In the past two years, because of the family affairs of her son Wang Xiaofei and Da S, Zhang Lan has been frequently put on the top of the ** outlet, and netizens have mixed evaluations of her.
Now that Zhang Lan's live broadcast is doing well, some people think that she will only rub the heat, but as everyone knows, South Beauty, which she once founded single-handedly, has the title of "Love M in the catering industry".
But in 08, Zhang Lan made a bold and regretful decision that she still regrets, that is**10.53% of the equity received an investment of 200 million yuan from CDH Capitaland, most importantly, a VAM agreement was signed.
The agreement stipulates that Zhang Lan must ensure that South Beauty will be listed before the end of 2012, otherwise it will buy back 1053% equity.
As a result, due to various reasons, South Beauty failed to go public. So far, Zhang Lan's bet has failed.
First, the buyback clause in the agreement was triggered. At this time, the repurchase money has changed from 200 million to 400 million because of the 20% annualized interest, and Zhang Lan does not have so much money to repay.
This triggers the right to sell clause again. To put it simply, CDH sells the 1053% of the equity, the insufficient part, Zhang Lan's own equity will also be sold, and the equity repurchase money will be paid off first.
Now that it is time to sell the equity, CDH Capital no longer cares about how much money it can sell, so CDH arranges for the buyer to CVC. This is a strong European private placement**, whileIt only took three steps for CVC to kick Zhang Lan out of the shareholders' meeting at the lowest price to see how they operated.
Leveraged buyouts
CVC spent $300 million to acquire South Beauty. 300 million is 60 million out of CVC, and 1400 million, and at the same time private placement to raise from investors, the remaining 100 million from 60 million to 300 million, with five times the leverage, this kind of acquisition is called leveraged buyout.
Replace equity acquisitions with asset acquisitions
Generally, equity acquisition is commonly used, but the biggest problem with this method is that it is impossible to determine whether the target company has ** debt, which ultimately leads to the failure of the acquisition. Therefore, CVC only intends to acquire the high-quality assets of South Beauty, which is the brand of South Beauty.
The sao operation is coming!CVC set up a shell company, and after acquiring the brand, the shell company was renamed the new South Beauty. This operation not only ensures the quality and cleanliness of assets, but also saves taxes.

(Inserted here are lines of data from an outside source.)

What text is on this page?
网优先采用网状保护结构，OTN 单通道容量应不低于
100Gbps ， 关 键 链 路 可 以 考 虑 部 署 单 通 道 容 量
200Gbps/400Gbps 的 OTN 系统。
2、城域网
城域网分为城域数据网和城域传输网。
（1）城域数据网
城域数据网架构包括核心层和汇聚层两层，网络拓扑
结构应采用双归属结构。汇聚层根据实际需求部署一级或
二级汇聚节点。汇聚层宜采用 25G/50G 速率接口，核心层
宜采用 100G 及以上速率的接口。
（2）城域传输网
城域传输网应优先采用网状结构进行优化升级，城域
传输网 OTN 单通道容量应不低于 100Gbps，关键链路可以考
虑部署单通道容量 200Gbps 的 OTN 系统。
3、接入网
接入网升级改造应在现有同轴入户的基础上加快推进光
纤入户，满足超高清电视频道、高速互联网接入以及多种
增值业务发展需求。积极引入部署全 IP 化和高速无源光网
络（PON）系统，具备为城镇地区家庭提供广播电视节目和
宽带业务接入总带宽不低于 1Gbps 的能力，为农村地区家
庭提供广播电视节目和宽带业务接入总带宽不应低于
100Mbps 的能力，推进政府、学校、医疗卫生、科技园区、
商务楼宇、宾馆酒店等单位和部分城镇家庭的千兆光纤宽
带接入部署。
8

After the acquisition,CVC holds the new South Beauty 827% of the equity, Zhang Lan only 173%。CVC didn't stop there, and used the last vicious move to kick Zhang Lan out completely.
Judicial auctions
CVC borrowed from the bank with the new South Beauty 1400 million, pledge 100% of the equity to the bank, and then deliberately do not pay it back, waiting for the bank to sue, the bank will apply for enforcement after winning the lawsuit, and then auction the equity. The auction is bound to be discounted**, and CVC has found another company to buy 100% of the equity at a low price. Up to this point,Zhang Lan was completely elevated, and she completely lost South Beauty.
So did you find out?Capital is brutal and realistic. If the listing is successful, then the premium cash out, and if the listing fails, then you will be required to repurchase according to the agreed agreement, and if you have no money, you will sell the equity to pay off the debt. If you don't prepare in advance, you may end up with no bones left.
Therefore, entrepreneurs must be cautious when raising funds!If you don't understand it, you have to ask a professional lawyer to escort you and avoid falling into the trap of capital.